Apple's iWork '09 ($79) is an excellent investment for Mac users who need a well-designed and easy-to-use productivity suite. Though iWork doesn't offer an integrated business e-mail solution such as Microsoft Outlook, it does include a core group of apps-- Keynote, Numbers, and Pages --with plenty of intuitive features like interoperability across apps to make that absence easy to overlook. Apple has significantly updated all three products to enhance and streamline workflow with numerous interface tweaks and feature enhancements. Like previous versions--to calm Windows-to-Mac switcher anxiety--iWork files are fully compatible with its Microsoft Office counterparts.
iWork '09 also introduces iWork.com public beta, a new Web service. This fledgling sharing site lets you share documents online, invite viewers who can make comments, and allows for downloads in iWork, Microsoft Office, and PDF formats. Sadly, it does not let you edit online, so true online collaboration is unavailable. The beta is free, but Apple gives no word yet on the pricing structure once iWork.com reaches release status.
Setup and Interface
As in the previous iWork installment, you won't need the latest and greatest Mac to run iWork '09. At minimum, you'll need an Intel, PowerPC G5, or G4 machine with a 500MHz or better processor, plus a minimum of 512MB of RAM (1GB recommended) running OS X 10.4.11. Installation was seamless in our tests, taking just under 10 minutes.
iWork's appearance hasn't changed much since iWork '08. The minimalist layout and easy to navigate toolbars remain; home and small business users will find the suite accommodating. The iWork '09 toolset still outmatches online solutions (minus collaboration abilities) such as Google Docs and Spreadsheets, ZOHO, and ThinkFree, so Mac users will have more functionality firepower than the common online offerings. Smart tools in iWork like the Contextual Format Bar in Pages and Keynote's new Magic Move features are the type of the things you won't find in online favorites.
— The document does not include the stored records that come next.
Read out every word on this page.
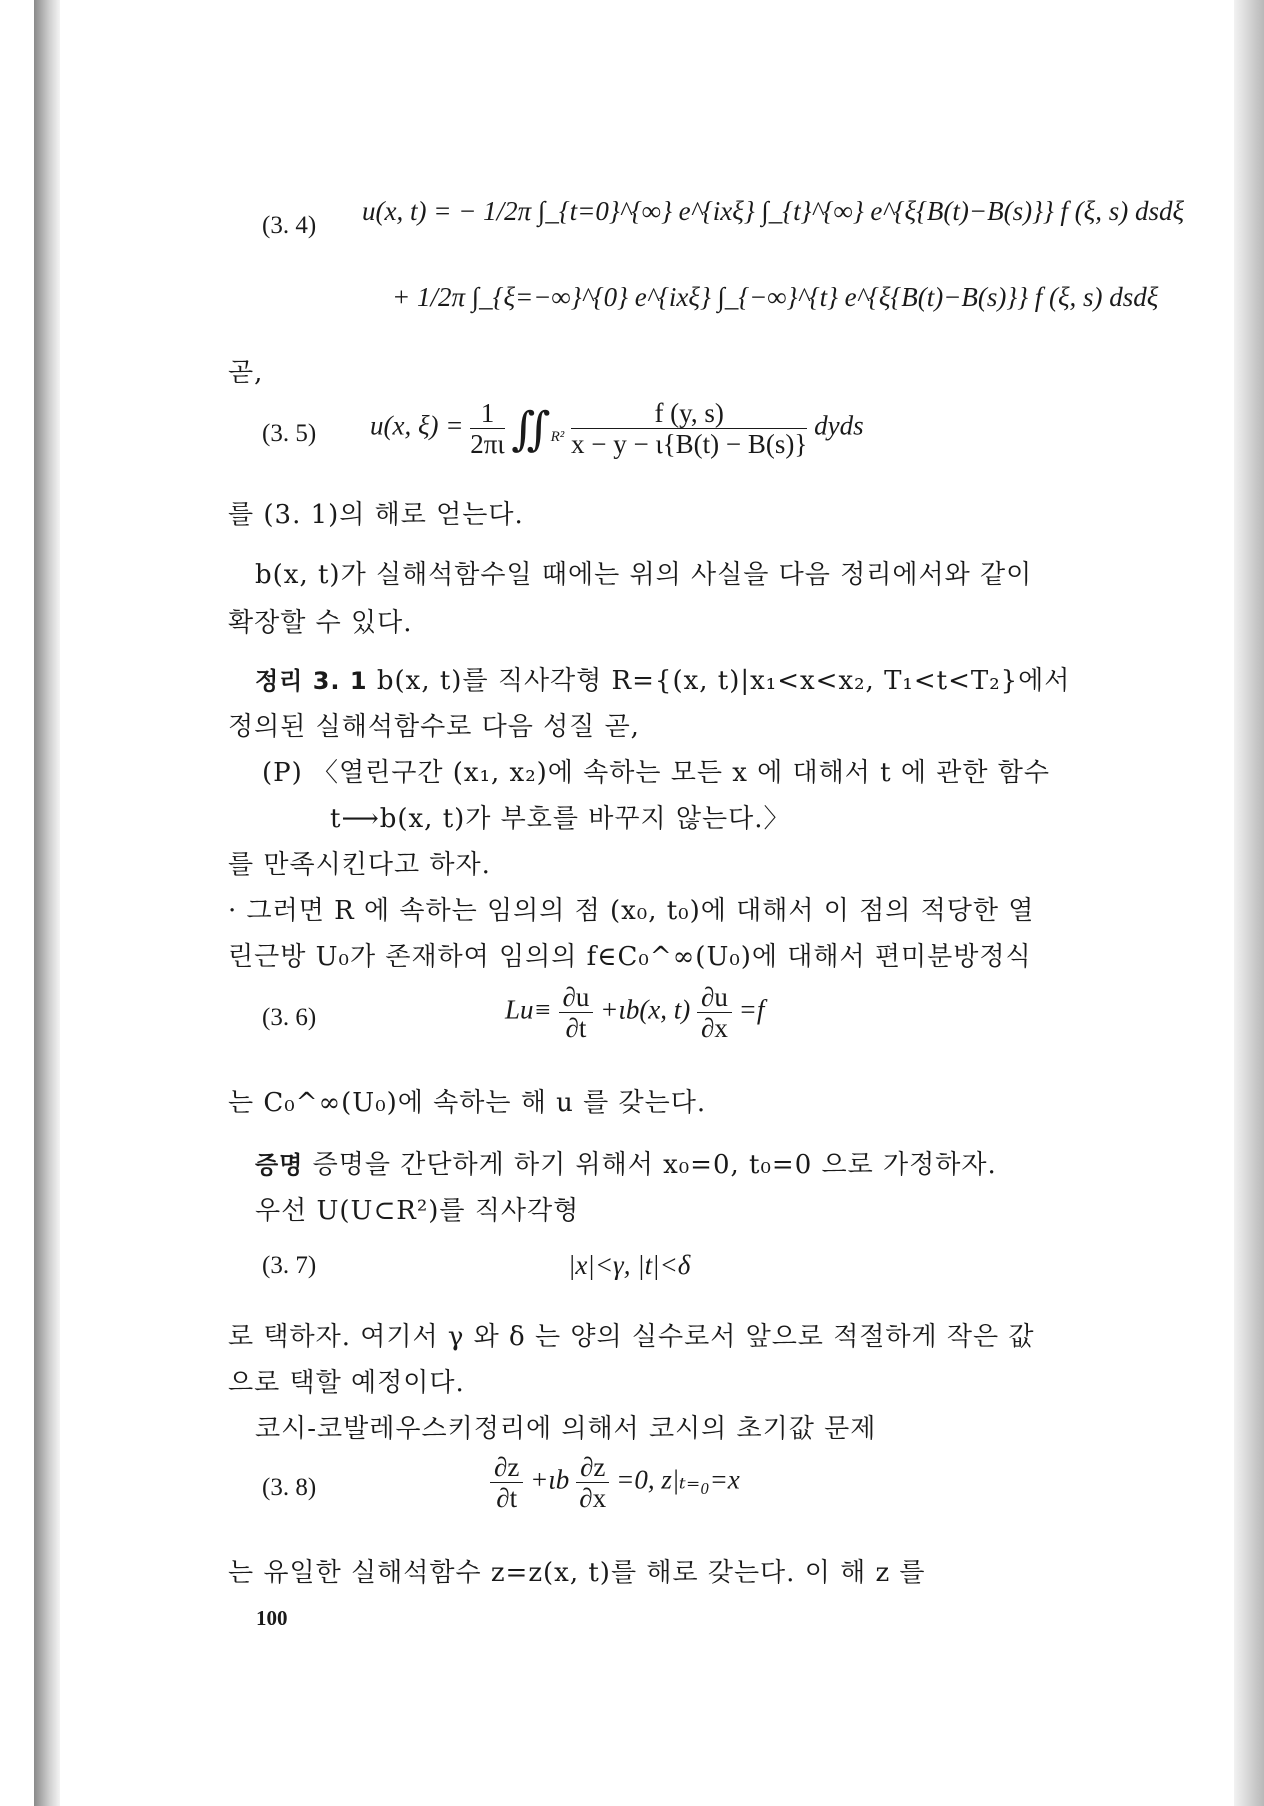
(3. 4) u(x, t) = − 1/2π ∫_{t=0}^{∞} e^{ixξ} ∫_{t}^{∞} e^{ξ{B(t)−B(s)}} f (ξ, s) dsdξ
+ 1/2π ∫_{ξ=−∞}^{0} e^{ixξ} ∫_{−∞}^{t} e^{ξ{B(t)−B(s)}} f (ξ, s) dsdξ
곧,
(3. 5) u(x, $\xi) = \frac{1}{2\pi\iota}$ $∬_{R^2} \frac{f (y, s)}{x - y - \iota\{B(t) - B(s)\}}$ dyds
를 (3. 1)의 해로 얻는다.
b(x, t)가 실해석함수일 때에는 위의 사실을 다음 정리에서와 같이
확장할 수 있다.
정리 3. 1 b(x, t)를 직사각형 R={(x, t)|x₁<x<x₂, T₁<t<T₂}에서
정의된 실해석함수로 다음 성질 곧,
(P) 〈열린구간 (x₁, x₂)에 속하는 모든 x 에 대해서 t 에 관한 함수
t⟶b(x, t)가 부호를 바꾸지 않는다.〉
를 만족시킨다고 하자.
· 그러면 R 에 속하는 임의의 점 (x₀, t₀)에 대해서 이 점의 적당한 열
린근방 U₀가 존재하여 임의의 f∈C₀^∞(U₀)에 대해서 편미분방정식
(3. 6)	$Lu\equiv \frac{\partial u}{\partial t} +\iota b(x$, $t) \frac{\partial u}{\partial x} =f$
는 C₀^∞(U₀)에 속하는 해 u 를 갖는다.
증명 증명을 간단하게 하기 위해서 x₀=0, t₀=0 으로 가정하자.
우선 U(U⊂R²)를 직사각형
(3. 7)	|x|<γ, |t|<δ
로 택하자. 여기서 γ 와 δ 는 양의 실수로서 앞으로 적절하게 작은 값
으로 택할 예정이다.
코시-코발레우스키정리에 의해서 코시의 초기값 문제
(3. 8)	$\frac{\partial z}{\partial t} +\iota b \frac{\partial z}{\partial x} =0$, z|ₜ₌₀=x
는 유일한 실해석함수 z=z(x, t)를 해로 갖는다. 이 해 z 를
100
Past versions of Keynote have always won us over, and new features in Keynote '09 only make iWork better. Easy-to-use graphics tools and a variety of animation effects help you make eye-catching presentations, and a slew of new transitions and intuitive animation effects add to this presentation program's appeal.
The new Magic Move tool lets you automatically animate images, graphics, and text by choosing from several preset slide transitions. Keynote will automatically resize, rotate, and change the position of objects between slides with one of several 3D effects. We especially like the options for text animation, which let you make creative transitions by switching letters from one slide into a new message on the next using unique new visual effects such as Sparkle, Anagram, and Swing.
New styles and animations are available for 3D charts in Keynote '09, letting you make graphs with beveled edges, cylinder shapes, and 3D textures. We like that the new build effects use 3D motion to animate your charts, making them more eye-catching, too.
To reduce file size for your presentations, Keynote '09 has implemented a way to optimize video files. Now you can clip your videos to just the segment you want, and Keynote trims any unused video frames. You also can easily convert images to slide resolution to trim even more.
Pages '09 offers feature-rich word processing and layout tools alongside intuitive graphics features to make your projects both easy to make and easy on the eyes. Though not as deep as Microsoft Word for formatting and layout options, Pages now offers even more variety with 40 new templates, including stationary sets and a variety of newsletter designs. Added support for EndNote X2 (sold separately) makes adding bibliographic references to your project extremely easy, and new support for MathType 6 (sold separately) makes adding mathematical equations a snap.